Obama’s Top-and-Bottom Coalition Shows Signs of Strain
America’s two major political parties are inevitably coalitions, forced by the winner-take-all Electoral College and the need of candidates in single-member congressional districts to amass 50 percent of the vote, or nearly that, to win election. In a nation of America’s cultural variety, that means holding together groups that have different priorities and conflicting positions on issues. So coalitions don’t last forever, and change composition over time. John Kennedy’s Democratic coalition united white Southerners and northern Catholics. Half a century later, Republican Mitt Romney carried white Southerners and white Catholics by wide margins.
America’s two major political parties are inevitably coalitions, forced by the winner-take-all Electoral College and the need of candidates in single-member congressional districts to amass 50 percent of the vote, or nearly that, to win election.
In a nation of America’s cultural variety, that means holding together groups that have different priorities and conflicting positions on issues.
So coalitions don’t last forever, and change composition over time. John Kennedy’s Democratic coalition united white Southerners and northern Catholics. Half a century later, Republican Mitt Romney carried white Southerners and white Catholics by wide margins.
Barack Obama’s Democratic Party is a top-and-bottom coalition, with affluent gentry liberals and blacks, single women, recent Hispanic immigrants and young voters – all groups of little political heft in Kennedy’s day.
Now in the sixth year of the Obama presidency, with his job approval stuck below 50 percent, there are signs of strain. And choices made earlier, when Democrats held congressional supermajorities, are starting to prove troublesome.
One choice was to not bring forward immigration legislation that would provide a path to legalization for immigrants in the country unlawfully. This was a top priority for the Hispanic Caucus, but Obama and Democratic congressional leaders chose not to advance an issue that would cost them the support of some Democrats and require Republican votes.
During the 2012 campaign, this caused Obama few problems, except for some pointed questions in a Univision interview. But the president’s job approval among Hispanics plummeted 23 points in 2013, according to Gallup – more than any other demographic group.
And it may be plummeting even more. Hispanics are more likely than average to lack health insurance, and Obamacare was supposed to help. But, with a Spanish language website non-functional for two months, few uninsured Hispanics seem to have signed up, and the latest Pew Research Center poll shows Obamacare approval among Hispanics down to 47 percent.
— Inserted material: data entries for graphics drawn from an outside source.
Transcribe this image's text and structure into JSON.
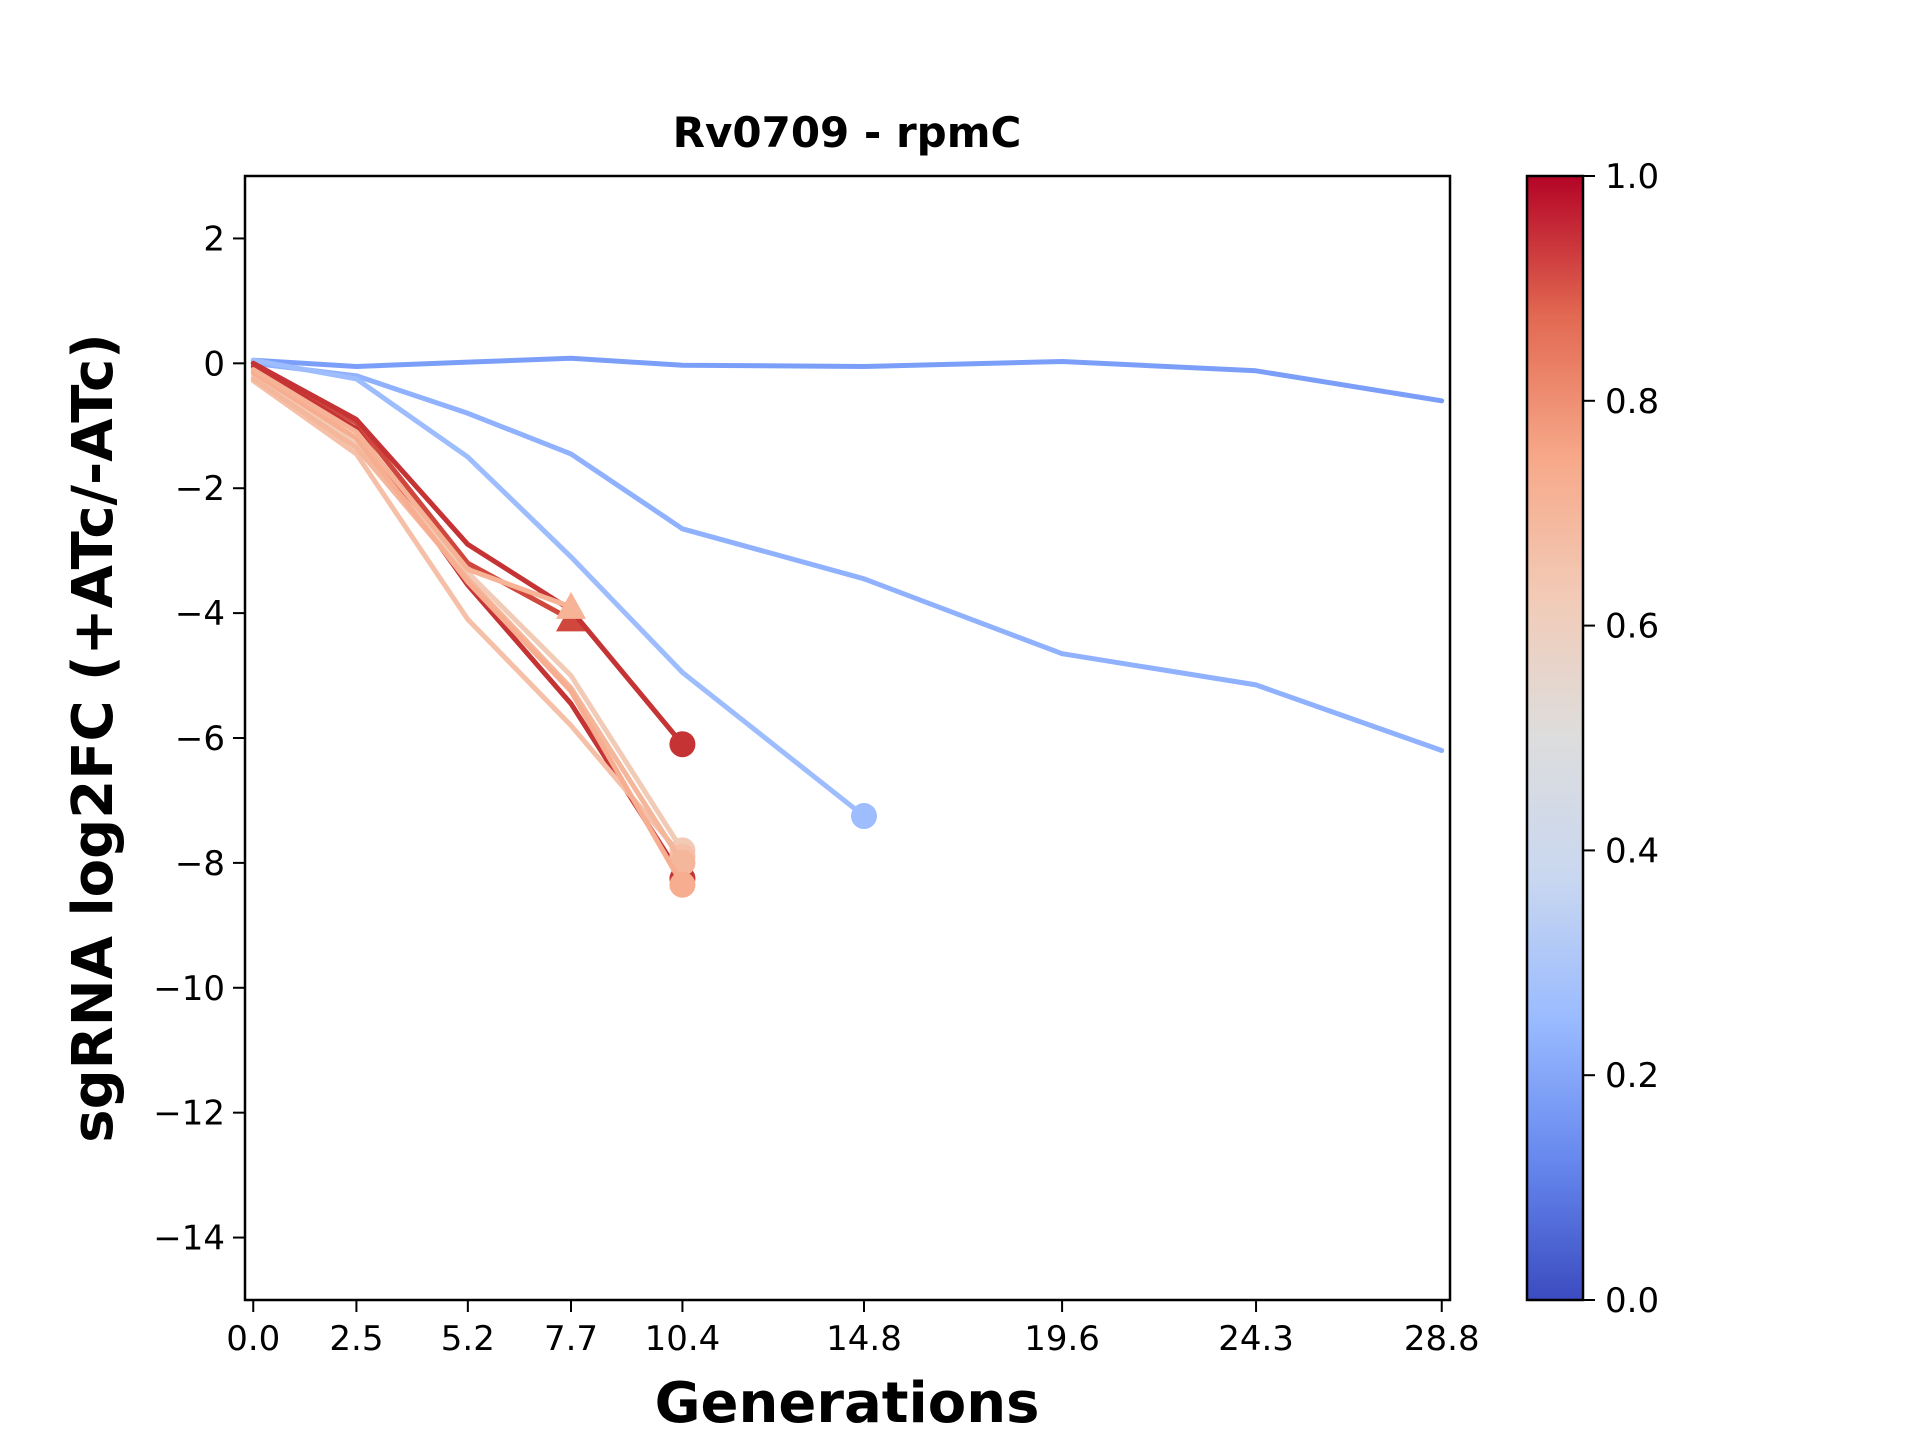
{
  "chart_data": {
    "type": "line",
    "title": "Rv0709 - rpmC",
    "xlabel": "Generations",
    "ylabel": "sgRNA log2FC (+ATc/-ATc)",
    "xlim": [
      -0.2,
      29.0
    ],
    "ylim": [
      -15,
      3
    ],
    "xticks": [
      0.0,
      2.5,
      5.2,
      7.7,
      10.4,
      14.8,
      19.6,
      24.3,
      28.8
    ],
    "xtick_labels": [
      "0.0",
      "2.5",
      "5.2",
      "7.7",
      "10.4",
      "14.8",
      "19.6",
      "24.3",
      "28.8"
    ],
    "yticks": [
      2,
      0,
      -2,
      -4,
      -6,
      -8,
      -10,
      -12,
      -14
    ],
    "ytick_labels": [
      "2",
      "0",
      "−2",
      "−4",
      "−6",
      "−8",
      "−10",
      "−12",
      "−14"
    ],
    "grid": false,
    "colorbar": {
      "colormap": "coolwarm",
      "range": [
        0.0,
        1.0
      ],
      "ticks": [
        0.0,
        0.2,
        0.4,
        0.6,
        0.8,
        1.0
      ],
      "tick_labels": [
        "0.0",
        "0.2",
        "0.4",
        "0.6",
        "0.8",
        "1.0"
      ],
      "stops": [
        "#3b4cc0",
        "#6788ee",
        "#9abbff",
        "#c9d7f0",
        "#dddddd",
        "#f2cbb7",
        "#f7a889",
        "#e26952",
        "#b40426"
      ]
    },
    "series": [
      {
        "color": "#7b9ff9",
        "marker": "none",
        "x": [
          0.0,
          2.5,
          5.2,
          7.7,
          10.4,
          14.8,
          19.6,
          24.3,
          28.8
        ],
        "y": [
          0.05,
          -0.05,
          0.02,
          0.08,
          -0.03,
          -0.05,
          0.03,
          -0.12,
          -0.6
        ]
      },
      {
        "color": "#8fb1fe",
        "marker": "none",
        "x": [
          0.0,
          2.5,
          5.2,
          7.7,
          10.4,
          14.8,
          19.6,
          24.3,
          28.8
        ],
        "y": [
          0.0,
          -0.2,
          -0.8,
          -1.45,
          -2.65,
          -3.45,
          -4.65,
          -5.15,
          -6.2
        ]
      },
      {
        "color": "#9dbdff",
        "marker": "circle",
        "x": [
          0.0,
          2.5,
          5.2,
          7.7,
          10.4,
          14.8
        ],
        "y": [
          0.05,
          -0.25,
          -1.5,
          -3.1,
          -4.95,
          -7.25
        ]
      },
      {
        "color": "#d0473d",
        "marker": "triangle",
        "x": [
          0.0,
          2.5,
          5.2,
          7.7
        ],
        "y": [
          0.0,
          -0.95,
          -3.2,
          -4.1
        ]
      },
      {
        "color": "#c53334",
        "marker": "circle",
        "x": [
          0.0,
          2.5,
          5.2,
          7.7,
          10.4
        ],
        "y": [
          0.0,
          -0.9,
          -2.9,
          -3.95,
          -6.1
        ]
      },
      {
        "color": "#c53334",
        "marker": "circle",
        "x": [
          0.0,
          2.5,
          5.2,
          7.7,
          10.4
        ],
        "y": [
          -0.05,
          -1.05,
          -3.55,
          -5.45,
          -8.25
        ]
      },
      {
        "color": "#f2cbb7",
        "marker": "circle",
        "x": [
          0.0,
          2.5,
          5.2,
          7.7,
          10.4
        ],
        "y": [
          -0.2,
          -1.3,
          -3.35,
          -5.0,
          -7.8
        ]
      },
      {
        "color": "#f5c0a7",
        "marker": "circle",
        "x": [
          0.0,
          2.5,
          5.2,
          7.7,
          10.4
        ],
        "y": [
          -0.28,
          -1.45,
          -4.1,
          -5.8,
          -7.9
        ]
      },
      {
        "color": "#f4b79b",
        "marker": "circle",
        "x": [
          0.0,
          2.5,
          5.2,
          7.7,
          10.4
        ],
        "y": [
          -0.25,
          -1.35,
          -3.45,
          -5.2,
          -8.0
        ]
      },
      {
        "color": "#f7ad90",
        "marker": "circle",
        "x": [
          0.0,
          2.5,
          5.2,
          7.7,
          10.4
        ],
        "y": [
          -0.15,
          -1.2,
          -3.5,
          -5.25,
          -8.35
        ]
      },
      {
        "color": "#f7b396",
        "marker": "triangle",
        "x": [
          0.0,
          2.5,
          5.2,
          7.7
        ],
        "y": [
          -0.1,
          -1.1,
          -3.3,
          -3.9
        ]
      }
    ]
  }
}
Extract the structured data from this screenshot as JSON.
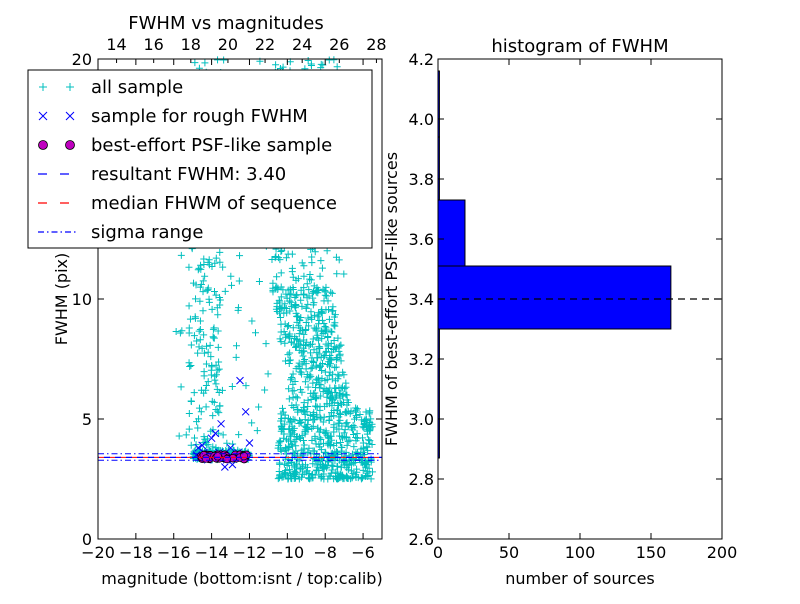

One issue the Obama Democrats put ahead of immigration was global warming. In June 2009, Nancy Pelosi’s House passed a cap-and-trade bill. That had political costs – it was a career-ender for many Blue Dog Democrats – and the issue never reached the Senate floor even when there were 60 Democrats there.
But it was a top priority for green gentry liberals. Green in their concern for the environment – and green in terms of money. This year, San Francisco hedge fund billionaire Tom Steyer pledged to spend $100 million to elect candidates opposed to the Keystone XL pipeline.
Upwards of 60 percent of voters favor a permit for Keystone XL. Canada is a safe source of energy, and pipelines are the safest way to transport oil. But Obama has held up the approval process for five years – longer than it took America to get from Pearl Harbor to the surrender of Germany and Japan. Money talks.
Some analysts have argued that opposing Keystone XL will appeal to young voters, the Millennial generation that voted 66 and 60 percent for Obama in 2008 and 2012. But Pew reports that Millennials are less likely than their elders to describe themselves as environmentalists; only 32 percent do so.
Speaking of Millennials, it is hard to see what they have gotten from the Obama Democrats. The 2009 stimulus package, Princeton political scientist Julian Zelizer points out, sent money to states to protect jobs of public employee union members rather than create new jobs for young people.
The public employee unions, after all, give lots of money to Democrats. The Millennials, the chumps, just give them votes – or did.
Millennials also came out on the short end of Obamacare, which was designed to have under-30s with negative net worth subsidize premiums for peak-net-worth elders aged 50 to 64. Evidently, Obamacare’s architects were focused on whom they could pay off rather than whom they were gouging.
Democrats have also been split on charter schools, with New York Mayor Bill de Blasio and teacher unions trying to shut them down while New York Gov. Andrew Cuomo cheers on the low-income parents rallying for them.
Obama and Education Secretary Arne Duncan have a mixed record on the issue. State Democrats face internal fights between teacher unions and parents.
National Democrats meanwhile are flailing on Obamacare. Senate Democrats, in panic over adverse polls, are thinking of legislating fixes, while the administration keeps rewriting the law.
It’s still true that Republicans are having a hard time assembling a majority coalition. But the Democrats’ majority coalition seems to be breaking down.